C’est ce qui a poussé deux bailleurs sociaux à créer il y a six mois le GITeS, inspiré de ce qui existe déjà en région parisienne. La SA des Chalets et Patrimoine Languedocienne, qui gèrent pas loin de 5.000 logements sur ce secteur, ont décidé d’investir. Ils ont embauché une trentaine de personnes, parmi lesquelles 25 se trouvent sur le terrain de 16h à 2h du matin.
Pas des cow-boys
Anciens pompiers ou policiers, parfois passés par la sécurité privée, ces agents de tranquillité résidentielle « ne sont pas des cow-boys, ni une milice privée », assure Rémi Vincent, le directeur général du GITeS. « Ils sont là pour faire une veille technique si un ascenseur ne fonctionne plus par exemple, mais surtout pour faire cesser le tapage s’il y en a, ou les regroupements qui créent des nuisances. Nos armes sont la parole et la dissuasion », assure le responsable alors que trois de ses agents équipés de gilets pare-balles vérifient les recoins des coursives de la résidence pour s’assurer que rien d’illicite n’y est caché.
« Chacun est bien dans son domaine, les faits délictuels relèvent de la police, c’est un autre travail. Ce qui n’empêche pas les forces de l’ordre d’intervenir lorsque les membres du GITeS sont agressés », a rappelé lundi, lors d’un bilan, Marc Tschiggfrey, le directeur de cabinet du préfet de la Haute-Garonne.
Baisse de 20 % des réclamations
Car si la plupart de leurs déambulations se déroulent dans le calme, il arrive parfois que l’accueil soit moins courtois. A Jean-Gilles il y a quelques semaines, un agent s’est retrouvé seul au milieu de motos qui lui tournaient autour.
La pelouse de l’espace vert voisin en garde encore aujourd’hui les stigmates. Au total, en six mois, ils ont été victimes de 58 agressions verbales et 26 agressions physiques. Sollicitée par les agents de tranquillité, l’intervention des forces de l’ordre a conduit à l’interpellation de 24 personnes.
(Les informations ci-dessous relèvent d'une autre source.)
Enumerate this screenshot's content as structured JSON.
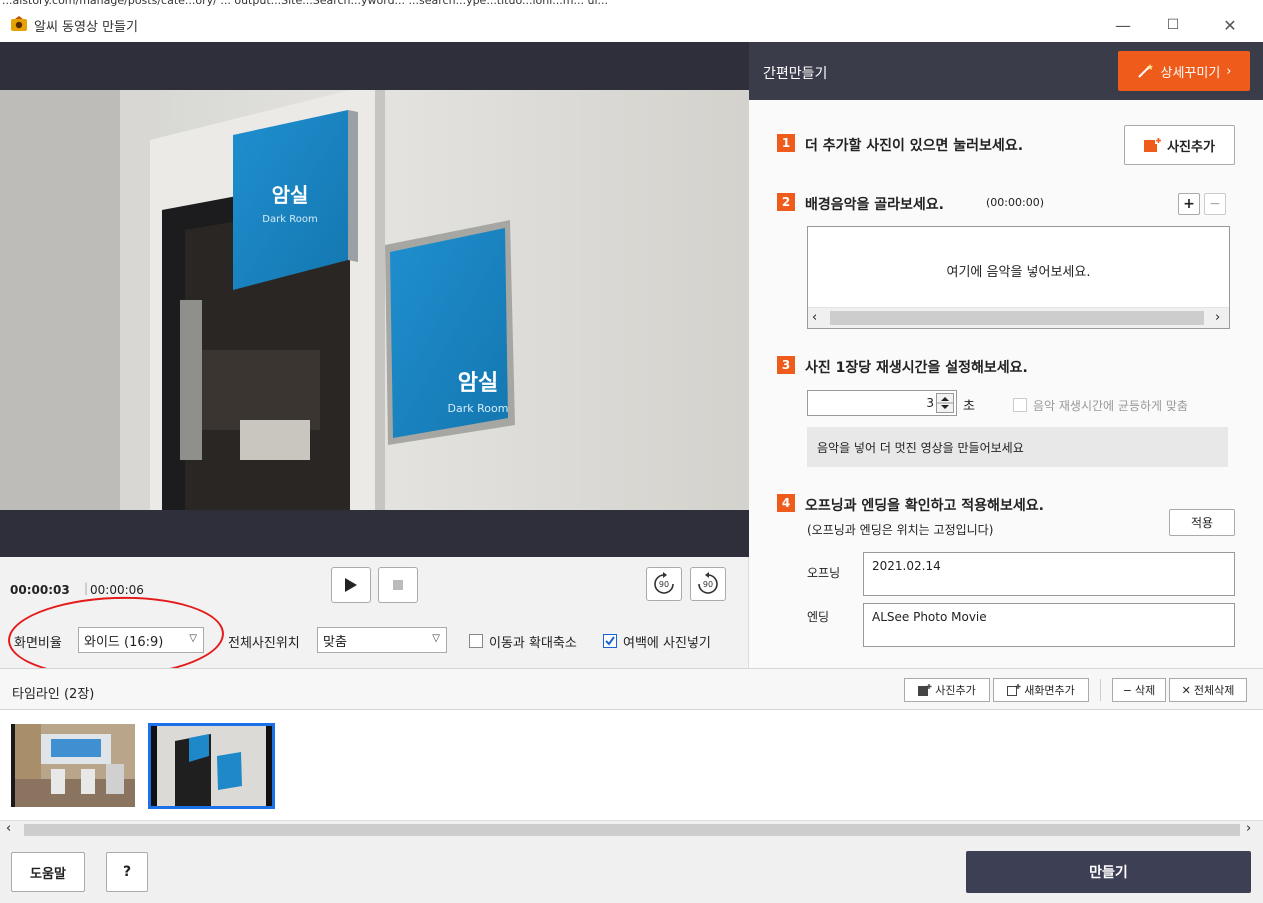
{
  "window": {
    "url_fragment": "...aistory.com/manage/posts/cate...ory/ ... output...Site...Search...yword... ...search...ype...tituo...ioni...m... ui...",
    "title": "알씨 동영상 만들기",
    "minimize": "—",
    "maximize": "☐",
    "close": "✕"
  },
  "preview": {
    "sign_title": "암실",
    "sign_subtitle": "Dark Room"
  },
  "controls": {
    "time_current": "00:00:03",
    "time_total": "00:00:06",
    "rotate_right": "90",
    "rotate_left": "90",
    "aspect_label": "화면비율",
    "aspect_value": "와이드 (16:9)",
    "position_label": "전체사진위치",
    "position_value": "맞춤",
    "move_zoom_label": "이동과 확대축소",
    "move_zoom_checked": false,
    "margin_fill_label": "여백에 사진넣기",
    "margin_fill_checked": true
  },
  "right_panel": {
    "title": "간편만들기",
    "detail_button": "상세꾸미기",
    "step1": {
      "num": "1",
      "title": "더 추가할 사진이 있으면 눌러보세요.",
      "button": "사진추가"
    },
    "step2": {
      "num": "2",
      "title": "배경음악을 골라보세요.",
      "duration": "(00:00:00)",
      "placeholder": "여기에 음악을 넣어보세요.",
      "add": "+",
      "remove": "−"
    },
    "step3": {
      "num": "3",
      "title": "사진 1장당 재생시간을 설정해보세요.",
      "seconds": "3",
      "unit": "초",
      "fit_music_label": "음악 재생시간에 균등하게 맞춤",
      "hint": "음악을 넣어 더 멋진 영상을 만들어보세요"
    },
    "step4": {
      "num": "4",
      "title": "오프닝과 엔딩을 확인하고 적용해보세요.",
      "subtitle": "(오프닝과 엔딩은 위치는 고정입니다)",
      "apply": "적용",
      "opening_label": "오프닝",
      "opening_value": "2021.02.14",
      "ending_label": "엔딩",
      "ending_value": "ALSee Photo Movie"
    }
  },
  "timeline": {
    "label": "타임라인 (2장)",
    "add_photo": "사진추가",
    "add_screen": "새화면추가",
    "delete": "삭제",
    "delete_all": "전체삭제"
  },
  "bottom": {
    "help": "도움말",
    "question": "?",
    "make": "만들기"
  },
  "colors": {
    "accent": "#ee5b1b",
    "header_dark": "#3b3c4a",
    "make_button": "#3d3f55",
    "selection_blue": "#1b72e8",
    "annotation_red": "#e41a1a"
  }
}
« Il y a eu une période compliquée, mais elle n’a pas duré. On échange avec les médiateurs et les associations de quartier et aujourd’hui de nombreux habitants nous connaissent », explique un ancien gendarme qui a intégré l’équipe.
« De notre côté, nous avons enregistré une baisse de 20 % des réclamations pour les troubles de voisinage », confirme Pascal Barbottin, le directeur général de Patrimoine. Avec les Chalets, ils injectent 2,4 millions d’euros chaque année sur ce dispositif et viennent de mettre en place un service téléphonique pour signaler les troubles dans les immeubles du vendredi au samedi du 18h à minuit.
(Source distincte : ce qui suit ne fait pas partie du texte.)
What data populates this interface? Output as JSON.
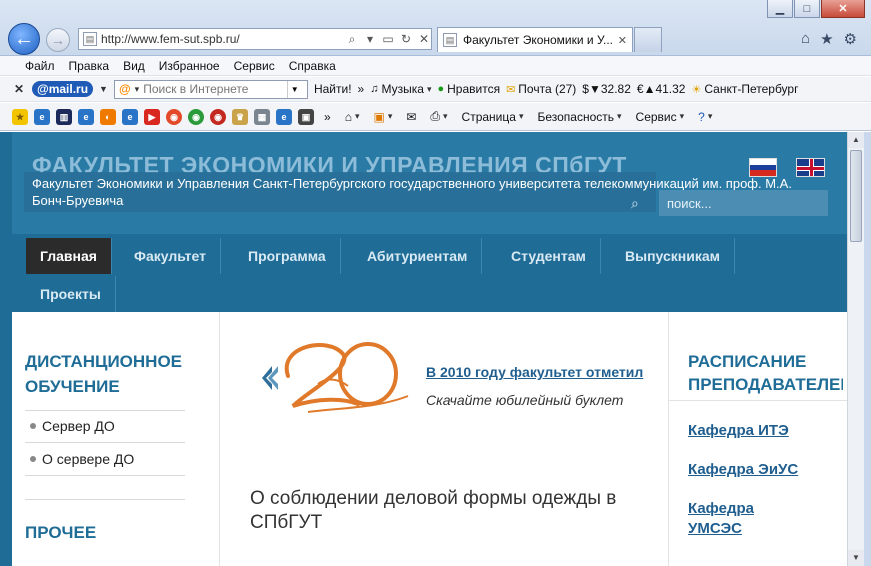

Sentiment d’abandon des habitants
« Il y a pas mal de gens qui ne le connaissent pas encore, mais cela ne peut être que bénéfique parce que depuis des années les locataires ont le sentiment d’être abandonnés », relève de son côté Silvia Garcia du collectif des habitants du Tintoret.
Elle qui a vécu trente ans au Mirail a vu la situation se dégrader à vive allure ces dernières années. Elle espère, sans vraiment y croire, que cela pourra être endigué. « Toulouse est devenue une plaque tournante de la drogue, il y a une tension plus forte qu’il y a quelques années et le sentiment d’abandon est très fort. Il faut que chaque institution prenne ses responsabilités, cette réponse des bailleurs est bienvenue », affirme l’adjoint à la sécurité, Olivier Arsac. Alors que les policiers municipaux ne sont présents dans ces quartiers populaires que jusqu’à 14h, d’ici quelques semaines ils y patrouilleront à nouveau de manière permanente a assuré l’élu.